Montadoras com fábricas usando pastilhas de 20 cm mais antigas não foram capazes de aumentar a produção facilmente. Elas não haviam investido muito recentemente em novos equipamentos, que agora são mais difíceis de encontrar porque essa tecnologia é mais antiga, disse Syed Alam, diretor global para o escritório global de consultoria de semicondutores da Accenture.

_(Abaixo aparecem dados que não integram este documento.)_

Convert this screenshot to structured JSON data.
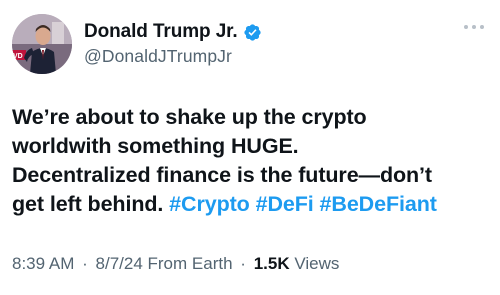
{
  "author": {
    "display_name": "Donald Trump Jr.",
    "handle": "@DonaldJTrumpJr",
    "verified_icon": "verified-badge-icon",
    "avatar_badge_text": "VD"
  },
  "tweet": {
    "lines": [
      {
        "text": "We’re about to shake up the crypto"
      },
      {
        "text": "worldwith something HUGE."
      },
      {
        "text": "Decentralized finance is the future—don’t"
      },
      {
        "text": "get left behind. "
      }
    ],
    "hashtags": [
      "#Crypto",
      "#DeFi",
      "#BeDeFiant"
    ]
  },
  "meta": {
    "time": "8:39 AM",
    "separator": "·",
    "date": "8/7/24",
    "source": "From Earth",
    "views_count": "1.5K",
    "views_label": "Views"
  },
  "colors": {
    "link": "#1d9bf0",
    "secondary_text": "#536471",
    "primary_text": "#0f1419",
    "verified": "#1d9bf0"
  },
  "icons": {
    "more": "more-options-icon"
  }
}
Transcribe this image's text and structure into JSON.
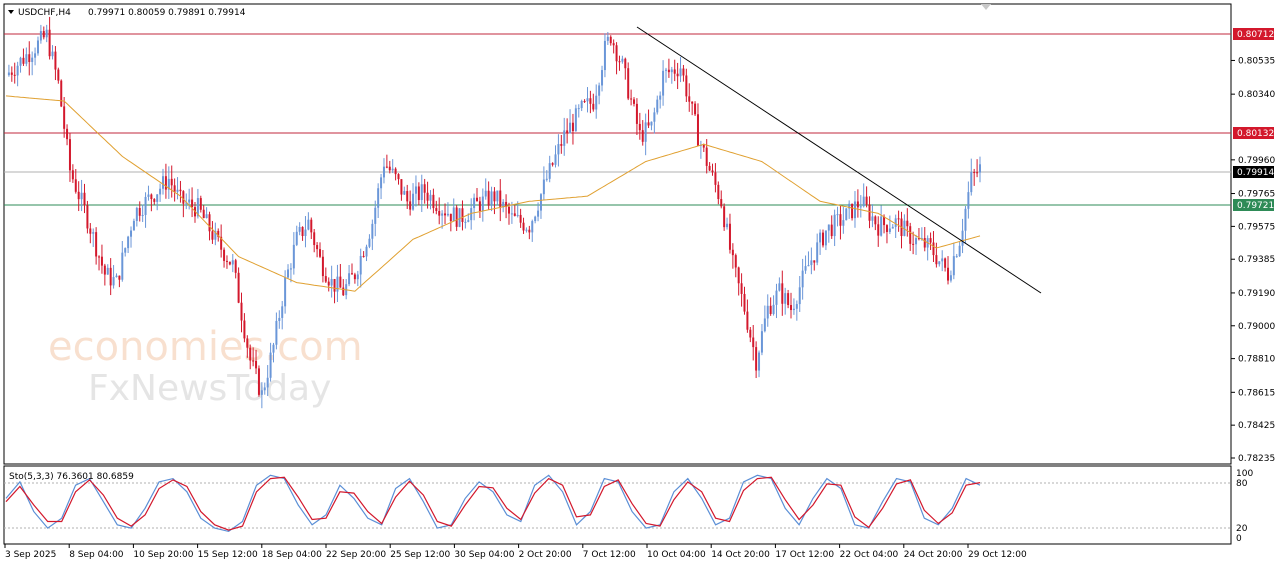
{
  "header": {
    "symbol": "USDCHF,H4",
    "ohlc": "0.79971 0.80059 0.79891 0.79914"
  },
  "watermark": {
    "line1": "economies.com",
    "line2": "FxNewsToday"
  },
  "colors": {
    "bull": "#6a96d8",
    "bear": "#d3182c",
    "ma": "#e0a030",
    "resistance": "#c0283c",
    "support": "#2e8b57",
    "trend": "#000000",
    "stoch_main": "#5b8fd6",
    "stoch_signal": "#d3182c"
  },
  "chart_data": [
    {
      "type": "candlestick",
      "title": "USDCHF,H4",
      "ylim": [
        0.78235,
        0.8085
      ],
      "price_axis_ticks": [
        "0.80535",
        "0.80340",
        "0.79960",
        "0.79765",
        "0.79575",
        "0.79385",
        "0.79190",
        "0.79000",
        "0.78810",
        "0.78615",
        "0.78425",
        "0.78235"
      ],
      "time_axis_labels": [
        "3 Sep 2025",
        "8 Sep 04:00",
        "10 Sep 20:00",
        "15 Sep 12:00",
        "18 Sep 04:00",
        "22 Sep 20:00",
        "25 Sep 12:00",
        "30 Sep 04:00",
        "2 Oct 20:00",
        "7 Oct 12:00",
        "10 Oct 04:00",
        "14 Oct 20:00",
        "17 Oct 12:00",
        "22 Oct 04:00",
        "24 Oct 20:00",
        "29 Oct 12:00"
      ],
      "levels": [
        {
          "name": "resistance-high",
          "value": "0.80712"
        },
        {
          "name": "resistance",
          "value": "0.80132"
        },
        {
          "name": "support",
          "value": "0.79721"
        },
        {
          "name": "current-price",
          "value": "0.79914"
        }
      ],
      "trendline": [
        [
          0.8077,
          0
        ],
        [
          0.7924,
          1
        ]
      ],
      "close_path": [
        [
          0,
          0.8045
        ],
        [
          8,
          0.8058
        ],
        [
          14,
          0.8068
        ],
        [
          18,
          0.804
        ],
        [
          22,
          0.799
        ],
        [
          28,
          0.7962
        ],
        [
          34,
          0.793
        ],
        [
          38,
          0.7925
        ],
        [
          44,
          0.7965
        ],
        [
          50,
          0.7975
        ],
        [
          56,
          0.7985
        ],
        [
          60,
          0.7972
        ],
        [
          66,
          0.7968
        ],
        [
          72,
          0.795
        ],
        [
          78,
          0.7935
        ],
        [
          84,
          0.788
        ],
        [
          88,
          0.786
        ],
        [
          92,
          0.7888
        ],
        [
          96,
          0.7925
        ],
        [
          100,
          0.795
        ],
        [
          104,
          0.796
        ],
        [
          108,
          0.7938
        ],
        [
          112,
          0.7925
        ],
        [
          116,
          0.792
        ],
        [
          120,
          0.793
        ],
        [
          126,
          0.796
        ],
        [
          130,
          0.7995
        ],
        [
          134,
          0.7985
        ],
        [
          138,
          0.7972
        ],
        [
          144,
          0.7978
        ],
        [
          150,
          0.7968
        ],
        [
          156,
          0.7962
        ],
        [
          162,
          0.797
        ],
        [
          168,
          0.7975
        ],
        [
          174,
          0.7962
        ],
        [
          180,
          0.7958
        ],
        [
          186,
          0.7985
        ],
        [
          192,
          0.801
        ],
        [
          198,
          0.8025
        ],
        [
          202,
          0.803
        ],
        [
          206,
          0.806
        ],
        [
          208,
          0.8068
        ],
        [
          212,
          0.805
        ],
        [
          218,
          0.801
        ],
        [
          222,
          0.8015
        ],
        [
          226,
          0.8045
        ],
        [
          232,
          0.805
        ],
        [
          238,
          0.801
        ],
        [
          242,
          0.799
        ],
        [
          246,
          0.7972
        ],
        [
          250,
          0.7935
        ],
        [
          254,
          0.791
        ],
        [
          258,
          0.788
        ],
        [
          262,
          0.791
        ],
        [
          266,
          0.792
        ],
        [
          270,
          0.791
        ],
        [
          276,
          0.7935
        ],
        [
          282,
          0.7955
        ],
        [
          288,
          0.7962
        ],
        [
          294,
          0.7972
        ],
        [
          300,
          0.7958
        ],
        [
          306,
          0.796
        ],
        [
          312,
          0.795
        ],
        [
          318,
          0.7945
        ],
        [
          324,
          0.793
        ],
        [
          328,
          0.795
        ],
        [
          332,
          0.7985
        ],
        [
          335,
          0.7991
        ]
      ],
      "ma_path": [
        [
          0,
          0.8033
        ],
        [
          20,
          0.803
        ],
        [
          40,
          0.7998
        ],
        [
          60,
          0.7975
        ],
        [
          80,
          0.794
        ],
        [
          100,
          0.7925
        ],
        [
          120,
          0.792
        ],
        [
          140,
          0.795
        ],
        [
          160,
          0.7965
        ],
        [
          180,
          0.7972
        ],
        [
          200,
          0.7975
        ],
        [
          220,
          0.7995
        ],
        [
          240,
          0.8005
        ],
        [
          260,
          0.7995
        ],
        [
          280,
          0.7972
        ],
        [
          300,
          0.7965
        ],
        [
          320,
          0.7945
        ],
        [
          335,
          0.7952
        ]
      ]
    },
    {
      "type": "line",
      "title": "Sto(5,3,3) 76.3601 80.6859",
      "ylim": [
        0,
        100
      ],
      "y_ticks": [
        "100",
        "80",
        "20",
        "0"
      ],
      "level_lines": [
        80,
        20
      ],
      "series": [
        {
          "values": [
            60,
            85,
            40,
            15,
            30,
            80,
            90,
            55,
            20,
            15,
            45,
            85,
            90,
            70,
            30,
            15,
            10,
            25,
            80,
            95,
            90,
            50,
            20,
            35,
            80,
            60,
            30,
            20,
            75,
            90,
            55,
            15,
            20,
            60,
            85,
            70,
            35,
            25,
            80,
            95,
            70,
            20,
            40,
            90,
            85,
            40,
            15,
            20,
            70,
            90,
            60,
            20,
            30,
            85,
            95,
            90,
            45,
            20,
            60,
            90,
            75,
            20,
            15,
            55,
            90,
            85,
            30,
            20,
            45,
            90,
            80
          ]
        },
        {
          "values": [
            55,
            78,
            50,
            25,
            25,
            70,
            88,
            65,
            30,
            18,
            35,
            75,
            88,
            78,
            40,
            20,
            12,
            18,
            70,
            90,
            92,
            62,
            28,
            30,
            70,
            68,
            40,
            22,
            62,
            86,
            65,
            25,
            18,
            50,
            78,
            76,
            45,
            28,
            68,
            90,
            80,
            32,
            35,
            78,
            88,
            52,
            22,
            18,
            58,
            85,
            70,
            30,
            25,
            72,
            90,
            92,
            58,
            28,
            50,
            82,
            80,
            32,
            16,
            45,
            82,
            88,
            42,
            22,
            38,
            80,
            84
          ]
        }
      ]
    }
  ]
}
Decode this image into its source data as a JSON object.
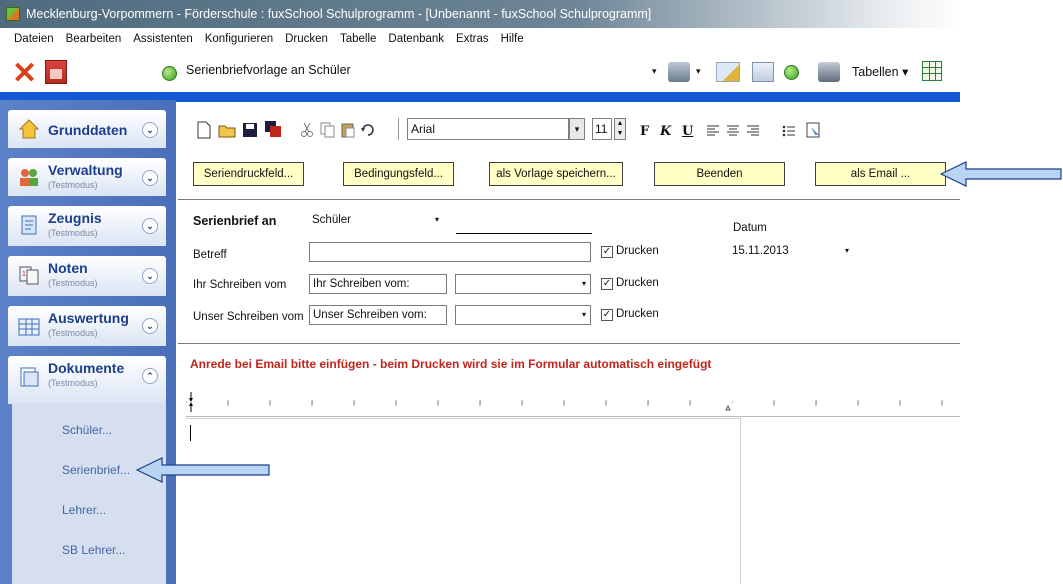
{
  "window": {
    "title": "Mecklenburg-Vorpommern - Förderschule : fuxSchool Schulprogramm - [Unbenannt - fuxSchool Schulprogramm]"
  },
  "menu": [
    "Dateien",
    "Bearbeiten",
    "Assistenten",
    "Konfigurieren",
    "Drucken",
    "Tabelle",
    "Datenbank",
    "Extras",
    "Hilfe"
  ],
  "toolbar": {
    "template_combo": "Serienbriefvorlage an Schüler",
    "tables_label": "Tabellen",
    "dropdown_glyph": "▾"
  },
  "sidebar": {
    "sections": [
      {
        "title": "Grunddaten",
        "subtitle": "",
        "chevron": "⌄"
      },
      {
        "title": "Verwaltung",
        "subtitle": "(Testmodus)",
        "chevron": "⌄"
      },
      {
        "title": "Zeugnis",
        "subtitle": "(Testmodus)",
        "chevron": "⌄"
      },
      {
        "title": "Noten",
        "subtitle": "(Testmodus)",
        "chevron": "⌄"
      },
      {
        "title": "Auswertung",
        "subtitle": "(Testmodus)",
        "chevron": "⌄"
      },
      {
        "title": "Dokumente",
        "subtitle": "(Testmodus)",
        "chevron": "⌃"
      }
    ],
    "documents": [
      "Schüler...",
      "Serienbrief...",
      "Lehrer...",
      "SB Lehrer..."
    ]
  },
  "format_bar": {
    "font": "Arial",
    "size": "11",
    "bold": "F",
    "italic": "K",
    "underline": "U"
  },
  "buttons": {
    "seriendruckfeld": "Seriendruckfeld...",
    "bedingungsfeld": "Bedingungsfeld...",
    "als_vorlage": "als Vorlage speichern...",
    "beenden": "Beenden",
    "als_email": "als Email ..."
  },
  "form": {
    "serienbrief_label": "Serienbrief an",
    "serienbrief_value": "Schüler",
    "betreff_label": "Betreff",
    "betreff_value": "",
    "ihr_schreiben_label": "Ihr Schreiben vom",
    "ihr_schreiben_value": "Ihr Schreiben vom:",
    "unser_schreiben_label": "Unser Schreiben vom",
    "unser_schreiben_value": "Unser Schreiben vom:",
    "drucken_label": "Drucken",
    "checkmark": "✓",
    "datum_label": "Datum",
    "datum_value": "15.11.2013"
  },
  "notice": "Anrede bei Email bitte einfügen - beim Drucken wird sie im Formular automatisch eingefügt",
  "colors": {
    "accent_blue": "#1558d6",
    "sidebar_blue": "#4a6fb8",
    "button_yellow": "#ffffc6",
    "notice_red": "#c0261c",
    "arrow_fill": "#b9d3f2"
  }
}
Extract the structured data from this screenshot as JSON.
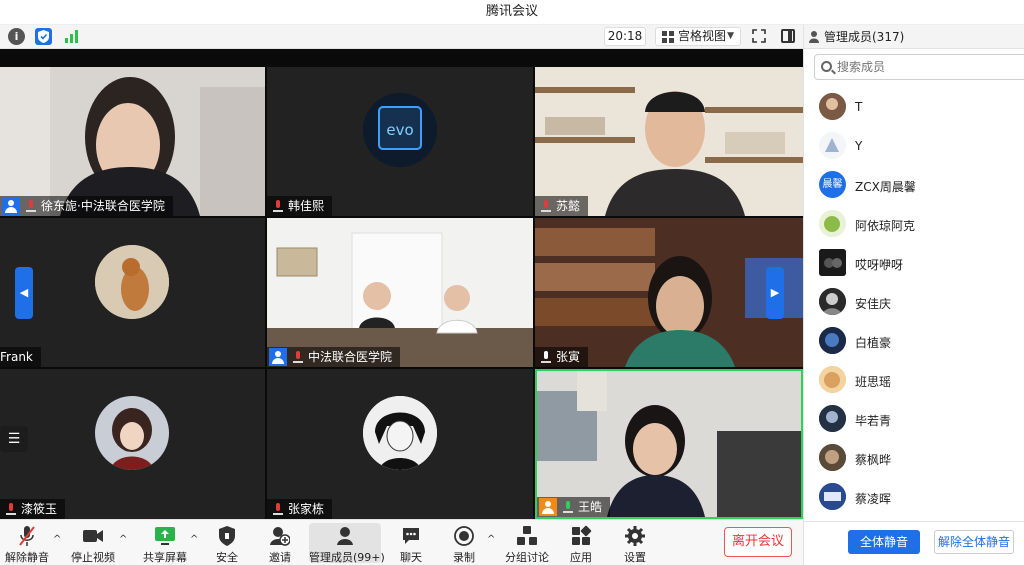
{
  "window": {
    "title": "腾讯会议"
  },
  "toolbar": {
    "time": "20:18",
    "view_mode": "宫格视图"
  },
  "tiles": [
    {
      "name": "徐东旎·中法联合医学院"
    },
    {
      "name": "韩佳熙"
    },
    {
      "name": "苏懿"
    },
    {
      "name": "Frank"
    },
    {
      "name": "中法联合医学院"
    },
    {
      "name": "张寅"
    },
    {
      "name": "漆筱玉"
    },
    {
      "name": "张家栋"
    },
    {
      "name": "王皓"
    }
  ],
  "bottom_bar": {
    "unmute": "解除静音",
    "stop_video": "停止视频",
    "share_screen": "共享屏幕",
    "security": "安全",
    "invite": "邀请",
    "manage_members": "管理成员(99+)",
    "chat": "聊天",
    "record": "录制",
    "breakout": "分组讨论",
    "apps": "应用",
    "settings": "设置",
    "leave": "离开会议"
  },
  "panel": {
    "title": "管理成员(317)",
    "search_placeholder": "搜索成员",
    "members": [
      {
        "name": "T"
      },
      {
        "name": "Y"
      },
      {
        "name": "ZCX周晨馨",
        "avatar_text": "晨馨"
      },
      {
        "name": "阿依琼阿克"
      },
      {
        "name": "哎呀咿呀"
      },
      {
        "name": "安佳庆"
      },
      {
        "name": "白植豪"
      },
      {
        "name": "班思瑶"
      },
      {
        "name": "毕若青"
      },
      {
        "name": "蔡枫晔"
      },
      {
        "name": "蔡凌晖"
      }
    ],
    "mute_all": "全体静音",
    "unmute_all": "解除全体静音"
  },
  "colors": {
    "accent": "#1e6fe8",
    "leave": "#e33333",
    "mic_muted": "#e23b3b",
    "mic_active": "#2fd15c"
  }
}
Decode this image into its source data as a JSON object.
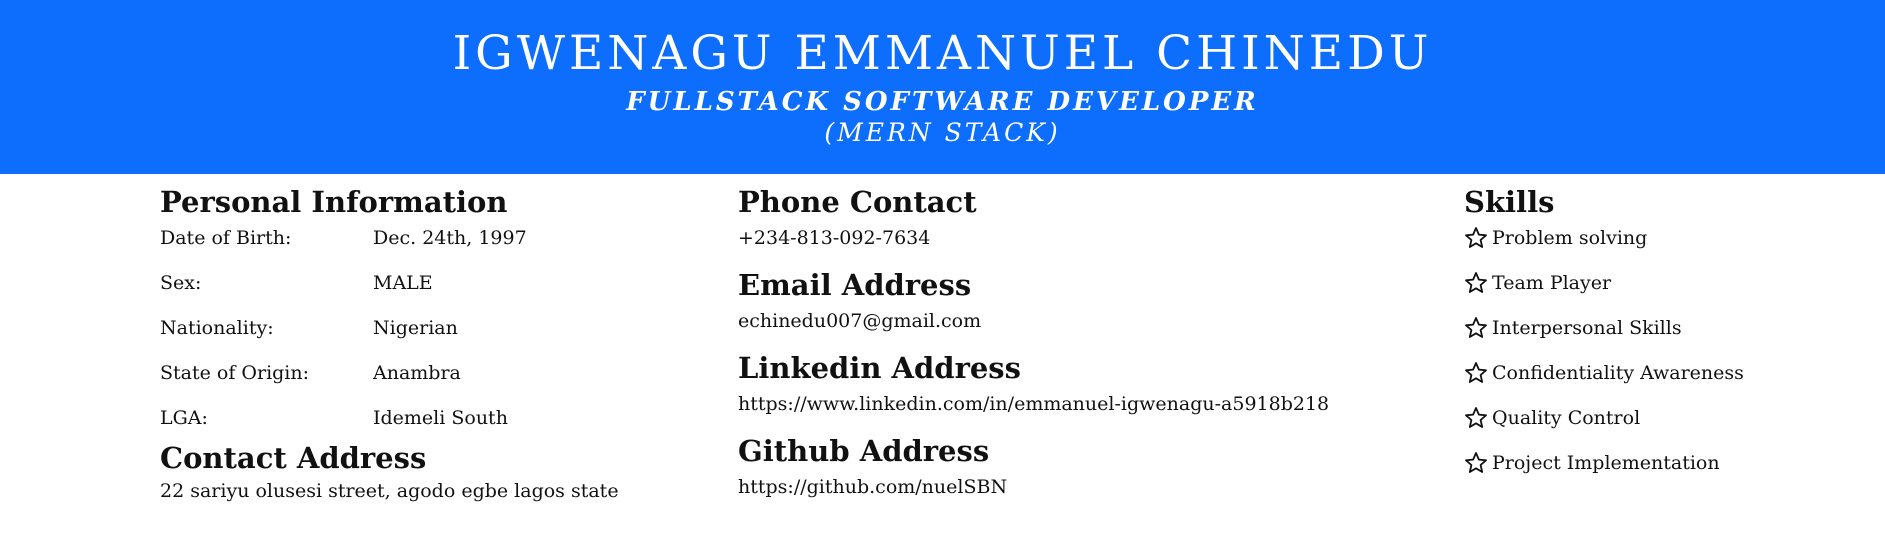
{
  "header": {
    "name": "IGWENAGU EMMANUEL CHINEDU",
    "role": "FULLSTACK SOFTWARE DEVELOPER",
    "stack": "(MERN STACK)",
    "accent_color": "#0d6efd"
  },
  "personal": {
    "heading": "Personal Information",
    "rows": [
      {
        "label": "Date of Birth:",
        "value": "Dec. 24th, 1997"
      },
      {
        "label": "Sex:",
        "value": "MALE"
      },
      {
        "label": "Nationality:",
        "value": "Nigerian"
      },
      {
        "label": "State of Origin:",
        "value": "Anambra"
      },
      {
        "label": "LGA:",
        "value": "Idemeli South"
      }
    ]
  },
  "contact_address": {
    "heading": "Contact Address",
    "value": "22 sariyu olusesi street, agodo egbe lagos state"
  },
  "phone": {
    "heading": "Phone Contact",
    "value": "+234-813-092-7634"
  },
  "email": {
    "heading": "Email Address",
    "value": "echinedu007@gmail.com"
  },
  "linkedin": {
    "heading": "Linkedin Address",
    "value": "https://www.linkedin.com/in/emmanuel-igwenagu-a5918b218"
  },
  "github": {
    "heading": "Github Address",
    "value": "https://github.com/nuelSBN"
  },
  "skills": {
    "heading": "Skills",
    "icon": "star-outline-icon",
    "items": [
      "Problem solving",
      "Team Player",
      "Interpersonal Skills",
      "Confidentiality Awareness",
      "Quality Control",
      "Project Implementation"
    ]
  }
}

A geopolítica também teve influência. Em setembro, o governo Trump impôs restrições à Semiconductor Manufacturing International Corp., principal fundição da China, que produz chips para carros e muitos outros setores. Os clientes da empresa começaram a procurar alternativas, gerando competição adicional por suprimentos de chips de outras fundições, disse Gaurav Gupta, vice-presidente da empresa de pesquisa Gartner.
Efeito inesperado
A crise do chip é um exemplo de como a pandemia tem abalado a economia global de maneiras imprevisíveis. As montadoras esperavam enfrentar a escassez da cadeia de suprimentos e as fábricas fecharam no início de 2020 por medo de que os trabalhadores infectassem uns aos outros ou porque os caminhões com as peças paralisaram suas entregas. A maioria das fábricas de automóveis dos EUA interrompeu a produção por cerca de dois meses no semestre passado..
Mas os fornecedores e as montadoras rapidamente encontraram maneiras de conter o contágio dentro das fábricas e iniciaram as linhas de montagem novamente. O impacto na maioria dos suprimentos de peças foi menor do que o esperado.
A escassez de semicondutores aconteceu de modo inesperado, atingindo a indústria em um momento perigoso. As vendas despencaram em todo o mundo. Na Europa, por exemplo, elas caíram 25% em 2020.
Isso tudo está acontecendo enquanto os fabricantes de automóveis estão tentando navegar por uma mudança na tecnologia básica de motores de combustão interna para baterias, o que os sujeitou a uma nova competição com a Tesla, a montadora mais valiosa do mundo, e com as emergentes chinesas, como a Nio.
Exatamente por quanto tempo a escassez vai durar não está claro. Pode levar de 20 a 25 semanas a partir do momento em que novos pedidos são feitos para que os chips sejam produzidos e funcionem dentro da cadeia de suprimentos para chegar aos carros, disse Michael Hogan, vice-presidente sênior da GlobalFoundries, uma grande fabricante de chips que atende a indústria automotiva e outros mercados.
“Estamos fazendo tudo o que é humanamente possível para priorizar nossa produção automotiva”, disse Hogan.
Mas levará tempo para que os fabricantes de semicondutores recuperem a produção em atraso. Enquanto isso, PlayStations têm prioridade.
“O setor automotivo voltou à ativa, mas não é mais prioridade na linha de produção de chips”, disse Gary Silberg, chefe global de análise do setor automotivo da KPMG.